How single-shot detector (SSD) works? | ArcGIS API for Python

Image classification and object detection

Image classification in computer vision takes an image and predicts the object in an image, while object detection not only predicts the object but also finds their location in terms of bounding boxes. For example, when we build a swimming pool classifier, we take an input image and predict whether it contains a pool, while an object detection model would also tell us the location of the pool.

Figure 1. Difference between classification and object detection

For illustrative purpose, assuming there is at most one class and one object in an image, the output of an object detection model should include:

Probablity that there is an object,
Height of the bounding box,
Width of the bounding box,
Horizontal coordinate of the center point of the bounding box,
Vertical coordinate of the center point of the bounding box.

This is just one of the conventions of specifying output. Different models and implementations may have different formats, but the idea is the same, which is to output the probablity and the location of the object.

Why sliding window approach wouldn't work?

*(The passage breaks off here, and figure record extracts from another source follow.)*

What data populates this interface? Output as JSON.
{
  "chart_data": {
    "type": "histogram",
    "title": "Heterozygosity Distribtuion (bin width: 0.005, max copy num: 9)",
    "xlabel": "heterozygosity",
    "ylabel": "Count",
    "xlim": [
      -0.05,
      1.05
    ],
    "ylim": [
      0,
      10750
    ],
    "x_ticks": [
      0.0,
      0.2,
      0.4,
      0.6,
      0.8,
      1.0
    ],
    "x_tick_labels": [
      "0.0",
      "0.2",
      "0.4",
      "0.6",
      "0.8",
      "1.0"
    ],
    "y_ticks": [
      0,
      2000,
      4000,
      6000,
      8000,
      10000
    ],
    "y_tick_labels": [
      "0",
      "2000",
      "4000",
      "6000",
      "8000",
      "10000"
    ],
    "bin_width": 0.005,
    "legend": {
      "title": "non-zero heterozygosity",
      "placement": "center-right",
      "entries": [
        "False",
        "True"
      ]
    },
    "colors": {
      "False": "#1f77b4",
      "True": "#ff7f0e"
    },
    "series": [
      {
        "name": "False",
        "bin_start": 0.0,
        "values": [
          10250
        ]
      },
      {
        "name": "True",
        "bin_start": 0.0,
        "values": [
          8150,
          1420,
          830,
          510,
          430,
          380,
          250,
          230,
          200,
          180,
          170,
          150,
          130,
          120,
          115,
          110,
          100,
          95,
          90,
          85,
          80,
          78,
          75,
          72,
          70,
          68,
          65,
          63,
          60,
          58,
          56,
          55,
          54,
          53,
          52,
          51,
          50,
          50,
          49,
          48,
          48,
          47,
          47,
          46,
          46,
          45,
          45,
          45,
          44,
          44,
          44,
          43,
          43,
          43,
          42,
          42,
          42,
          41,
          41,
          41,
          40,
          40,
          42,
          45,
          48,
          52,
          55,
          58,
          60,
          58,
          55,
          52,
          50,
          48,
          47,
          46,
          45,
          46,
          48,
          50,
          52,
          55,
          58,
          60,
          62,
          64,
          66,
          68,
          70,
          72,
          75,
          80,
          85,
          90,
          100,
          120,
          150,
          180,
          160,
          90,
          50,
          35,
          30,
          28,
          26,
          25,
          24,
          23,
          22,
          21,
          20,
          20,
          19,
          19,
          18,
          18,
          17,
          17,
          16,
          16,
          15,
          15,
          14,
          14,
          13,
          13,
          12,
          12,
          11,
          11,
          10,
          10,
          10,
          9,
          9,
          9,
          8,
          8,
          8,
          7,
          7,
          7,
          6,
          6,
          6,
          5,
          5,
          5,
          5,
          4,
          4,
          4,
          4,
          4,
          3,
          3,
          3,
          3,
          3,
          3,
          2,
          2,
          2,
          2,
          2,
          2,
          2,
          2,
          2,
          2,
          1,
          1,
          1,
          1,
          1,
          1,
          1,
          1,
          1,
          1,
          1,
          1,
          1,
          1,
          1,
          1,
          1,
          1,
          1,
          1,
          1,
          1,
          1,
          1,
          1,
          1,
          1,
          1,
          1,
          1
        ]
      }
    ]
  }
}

It's natural to think of building an object detection model on the top of an image classification model. Once we have a good image classifier, a simple way to detect objects is to slide a 'window' across the image and classify whether the image in that window (cropped out region of the image) is of the desired type. Sounds simple! Well, there are at least two problems:

(1) How do you know the size of the window so that it always contains the object? Different types of objects (palm tree and swimming pool), even the same type of objects (e.g. a small building and a large buidling) can be of varying sizes as well.
(2) Aspect ratio (the ratio of height to width of a bounding box). A lot of objects can be present in various shapes like a building footprint will have a different aspect ratio than a palm tree.

To solve these problems, we would have to try out different sizes/shapes of sliding window, which is very computationally intensive, especially with deep neural network.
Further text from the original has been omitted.